Большинство казаков, восставших против советской власти в апреле и не ушедших вместе с Донской армией в низовья Дона, бежали из куреней при первых известиях об арестах, прятались в дальних хуторах и зимовниках, остались те, кого мобилизовал Краснов помимо их воли. Они самовольно снялись с фронта в январе, пустили на Верхний Дон красных, веря обещаниям советской власти и ее новым ставленникам Миронову и Фомину, что будет им всем за это амнистия. Эти люди уже навоевались до тошноты — и за германскую, и за 18-й год, и хотели теперь лишь мирной жизни в своих куренях. Они уже и думать забыли об отстаивании своих прав перед иногородними, как в декабре 17-го, когда с этим условием поддержали Каменский ревком. Всем стало ясно — придется делиться, против красной мужицкой России, всей своей мощью наваливающейся с севера, не попрешь. Уговор с Красной армией был прост — вы не трогаете нас, мы не трогаем вас, а кто старое помянет, тому глаз вон. Нейтралитет Дона был выгоден Москве: в случае успеха примеру донцов могли последовать измученные войной кубанцы, а это сулило скорую победу Красной армии на юге, так как армия Деникина состояла в основном из кубанцев и донцов. Но прибыли в станицы люди, названные «комиссарами арестов и обысков», и пошли карательные команды по куреням… Забирали не только сложивших оружие фронтовиков, но и «дедов» — георгиевских кавалеров, живую славу Дона, отказавшихся снимать кресты, казачьи фуражки, отпарывать лампасы со штанов. Застучали пулеметы за околицами станиц, в которые еще недавно, на Рождественские святки, приезжали из штаба Троцкого бойкие чернявые молодые люди в отличных шубах, с бриллиантовыми кольцами на коротких толстых пальцах, поздравляли со светлым праздником, щедро угощали привезенным на тройке вином, дарили пачками царские деньги, убеждали: «Вы живите у себя спокойно по станицам, и мы будем жить спокойно. Повоевали, и довольно». В станице Мигулинской без всякого суда расстреляли 62 казака, а в станицах Казанской и Шумилинской только за одну неделю — 400 с лишним человек, а всего полегло на Верхнем Дону в ту пору около восьми тысяч человек. Но расстрелов посланцам Свердлова Сырцову и Белобородову-Вайсбарту, цареубийце, было мало… В Вешенской чернявые молодые люди велели бить в колокола, пьяные красноармейцы согнали в собор казаков, баб и детишек. Здесь ожидало их кощунственное действо: 80-летнего священника, который служил в Вешенской еще во время отмены крепостного права, венчали с кобылой…
Выполнялась тайная директива о «расказачивании», подписанная 24 января 1919 года Яковом Михайловичем Свердловым. Трупным запахом потянуло на Тихом Дону, который за всю свою историю не знал ни вражеской оккупации, ни массовых казней…

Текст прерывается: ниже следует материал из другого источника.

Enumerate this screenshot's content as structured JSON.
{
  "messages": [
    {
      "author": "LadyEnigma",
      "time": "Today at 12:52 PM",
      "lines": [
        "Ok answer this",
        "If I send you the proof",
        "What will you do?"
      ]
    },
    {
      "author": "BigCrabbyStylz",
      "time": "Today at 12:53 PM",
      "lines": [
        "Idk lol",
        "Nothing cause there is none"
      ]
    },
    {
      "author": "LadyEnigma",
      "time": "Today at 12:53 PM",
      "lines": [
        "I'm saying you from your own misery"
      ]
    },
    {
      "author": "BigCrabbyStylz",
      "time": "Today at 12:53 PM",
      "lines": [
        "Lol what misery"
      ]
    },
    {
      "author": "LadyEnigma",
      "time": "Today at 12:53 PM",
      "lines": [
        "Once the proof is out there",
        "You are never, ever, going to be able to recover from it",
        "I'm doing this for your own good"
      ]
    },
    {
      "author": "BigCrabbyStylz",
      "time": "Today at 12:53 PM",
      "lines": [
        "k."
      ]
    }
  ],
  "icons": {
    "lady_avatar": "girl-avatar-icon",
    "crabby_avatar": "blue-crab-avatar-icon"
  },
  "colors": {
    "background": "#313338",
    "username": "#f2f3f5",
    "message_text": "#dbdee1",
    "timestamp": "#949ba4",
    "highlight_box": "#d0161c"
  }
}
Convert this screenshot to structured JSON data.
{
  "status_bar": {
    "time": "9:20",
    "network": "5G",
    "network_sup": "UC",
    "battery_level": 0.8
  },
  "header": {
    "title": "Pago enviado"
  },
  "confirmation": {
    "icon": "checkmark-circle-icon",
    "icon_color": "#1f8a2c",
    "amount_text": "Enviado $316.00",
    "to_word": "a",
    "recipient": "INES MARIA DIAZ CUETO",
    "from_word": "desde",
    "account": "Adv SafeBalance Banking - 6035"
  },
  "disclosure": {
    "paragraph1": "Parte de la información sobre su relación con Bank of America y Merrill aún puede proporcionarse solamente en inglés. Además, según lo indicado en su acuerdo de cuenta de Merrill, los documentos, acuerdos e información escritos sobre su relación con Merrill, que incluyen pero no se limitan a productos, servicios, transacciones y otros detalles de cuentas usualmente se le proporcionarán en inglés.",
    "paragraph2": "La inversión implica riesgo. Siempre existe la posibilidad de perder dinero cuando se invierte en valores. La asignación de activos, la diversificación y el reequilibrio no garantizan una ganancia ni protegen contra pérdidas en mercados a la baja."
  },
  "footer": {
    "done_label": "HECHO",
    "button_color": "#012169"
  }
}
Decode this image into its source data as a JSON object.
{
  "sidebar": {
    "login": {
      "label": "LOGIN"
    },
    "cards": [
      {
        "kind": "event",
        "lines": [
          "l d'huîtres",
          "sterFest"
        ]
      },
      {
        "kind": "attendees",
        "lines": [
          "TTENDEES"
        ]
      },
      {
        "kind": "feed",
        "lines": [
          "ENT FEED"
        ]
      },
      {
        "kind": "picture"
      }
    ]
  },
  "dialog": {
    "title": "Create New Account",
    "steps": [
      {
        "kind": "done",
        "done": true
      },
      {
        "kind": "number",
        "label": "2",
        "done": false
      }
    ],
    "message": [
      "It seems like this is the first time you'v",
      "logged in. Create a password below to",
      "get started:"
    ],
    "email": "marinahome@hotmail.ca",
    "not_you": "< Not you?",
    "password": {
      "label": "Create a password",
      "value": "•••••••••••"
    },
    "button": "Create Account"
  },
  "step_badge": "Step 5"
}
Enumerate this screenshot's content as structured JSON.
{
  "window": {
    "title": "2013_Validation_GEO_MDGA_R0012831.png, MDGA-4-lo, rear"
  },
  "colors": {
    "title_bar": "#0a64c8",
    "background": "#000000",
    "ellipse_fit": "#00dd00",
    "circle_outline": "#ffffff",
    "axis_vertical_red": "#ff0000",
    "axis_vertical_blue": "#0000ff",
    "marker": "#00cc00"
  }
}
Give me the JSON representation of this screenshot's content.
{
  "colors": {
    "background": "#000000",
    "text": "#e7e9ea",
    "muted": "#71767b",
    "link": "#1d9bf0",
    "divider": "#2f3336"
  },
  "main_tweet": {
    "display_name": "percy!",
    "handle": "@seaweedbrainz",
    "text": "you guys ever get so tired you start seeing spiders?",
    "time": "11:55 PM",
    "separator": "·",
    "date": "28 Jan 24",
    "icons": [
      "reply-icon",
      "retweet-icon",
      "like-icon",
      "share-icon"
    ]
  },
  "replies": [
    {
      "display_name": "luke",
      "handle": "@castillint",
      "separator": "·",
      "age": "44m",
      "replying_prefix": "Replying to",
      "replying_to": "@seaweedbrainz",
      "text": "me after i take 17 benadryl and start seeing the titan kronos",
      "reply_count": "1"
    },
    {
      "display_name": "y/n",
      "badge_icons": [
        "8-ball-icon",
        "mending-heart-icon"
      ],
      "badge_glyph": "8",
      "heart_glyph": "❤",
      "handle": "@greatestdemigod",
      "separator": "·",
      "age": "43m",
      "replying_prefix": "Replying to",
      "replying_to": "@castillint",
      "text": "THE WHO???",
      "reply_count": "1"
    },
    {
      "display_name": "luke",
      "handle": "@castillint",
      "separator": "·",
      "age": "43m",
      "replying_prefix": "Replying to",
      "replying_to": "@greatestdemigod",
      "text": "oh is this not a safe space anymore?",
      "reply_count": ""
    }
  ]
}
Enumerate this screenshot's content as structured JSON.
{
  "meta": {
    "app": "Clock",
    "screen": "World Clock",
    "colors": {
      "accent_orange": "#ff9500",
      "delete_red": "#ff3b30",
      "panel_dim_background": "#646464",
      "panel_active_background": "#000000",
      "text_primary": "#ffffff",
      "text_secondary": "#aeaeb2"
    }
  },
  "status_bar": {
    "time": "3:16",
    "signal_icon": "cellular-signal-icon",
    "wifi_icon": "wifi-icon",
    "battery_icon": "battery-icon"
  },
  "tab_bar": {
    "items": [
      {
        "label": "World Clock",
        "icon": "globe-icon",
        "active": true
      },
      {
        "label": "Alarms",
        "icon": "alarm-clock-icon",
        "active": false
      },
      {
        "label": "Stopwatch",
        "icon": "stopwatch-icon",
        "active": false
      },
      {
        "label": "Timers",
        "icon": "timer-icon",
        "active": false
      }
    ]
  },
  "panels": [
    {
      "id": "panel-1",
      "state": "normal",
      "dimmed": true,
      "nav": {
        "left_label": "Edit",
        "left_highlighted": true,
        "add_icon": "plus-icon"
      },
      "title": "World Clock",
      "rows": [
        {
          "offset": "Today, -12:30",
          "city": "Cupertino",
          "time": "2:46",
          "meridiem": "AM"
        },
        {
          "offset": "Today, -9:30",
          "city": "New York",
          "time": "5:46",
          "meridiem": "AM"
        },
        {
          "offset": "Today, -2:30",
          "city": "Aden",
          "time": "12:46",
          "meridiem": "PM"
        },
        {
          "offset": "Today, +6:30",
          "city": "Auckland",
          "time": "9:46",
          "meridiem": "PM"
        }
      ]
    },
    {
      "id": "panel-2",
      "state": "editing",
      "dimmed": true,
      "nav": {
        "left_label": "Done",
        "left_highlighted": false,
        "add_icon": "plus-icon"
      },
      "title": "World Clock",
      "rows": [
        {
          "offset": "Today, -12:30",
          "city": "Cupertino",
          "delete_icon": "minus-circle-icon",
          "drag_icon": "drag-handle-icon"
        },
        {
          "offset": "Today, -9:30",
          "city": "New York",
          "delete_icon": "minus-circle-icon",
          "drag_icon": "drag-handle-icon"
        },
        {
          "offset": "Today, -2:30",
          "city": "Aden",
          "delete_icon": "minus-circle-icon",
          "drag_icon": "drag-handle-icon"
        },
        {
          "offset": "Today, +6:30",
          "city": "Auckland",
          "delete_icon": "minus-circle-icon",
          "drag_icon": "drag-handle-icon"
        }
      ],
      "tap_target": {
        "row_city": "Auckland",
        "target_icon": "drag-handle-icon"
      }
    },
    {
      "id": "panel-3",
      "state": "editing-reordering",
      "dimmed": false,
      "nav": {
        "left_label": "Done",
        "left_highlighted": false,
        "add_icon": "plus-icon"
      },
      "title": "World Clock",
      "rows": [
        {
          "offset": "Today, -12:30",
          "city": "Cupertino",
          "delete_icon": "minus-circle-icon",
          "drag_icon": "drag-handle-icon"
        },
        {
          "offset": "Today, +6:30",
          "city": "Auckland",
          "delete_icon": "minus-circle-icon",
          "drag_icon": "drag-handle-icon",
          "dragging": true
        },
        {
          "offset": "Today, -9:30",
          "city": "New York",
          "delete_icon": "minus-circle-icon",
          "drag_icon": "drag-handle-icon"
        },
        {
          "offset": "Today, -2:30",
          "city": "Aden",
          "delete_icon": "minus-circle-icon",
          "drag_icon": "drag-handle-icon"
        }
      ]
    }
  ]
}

Наутро снаряжались за околицы скорбные караваны. Родственники расстрелянных раскапывали их, кое-как присыпанных землей, судорожно, с трудом одолевая дурноту и сдерживая рыдания, переворачивали тела, тянули покойников за руки, за ноги, отыскивая своих, вглядывались в белые лица со схваченными инеем волосами. Ежели находили, то тащили мертвеца к саням под микитки, а голова его с остановившимися навек зрачками моталась, как у пьяного. Лошади беспокойно ржали, косились большим глазом на страшный груз. Но и покойника заполучить родным в те дни кромешной скорби считалось за благо — букановский комиссар Малкин, например, оставлял казненных лежать нагими в яру, а хоронить запрещал…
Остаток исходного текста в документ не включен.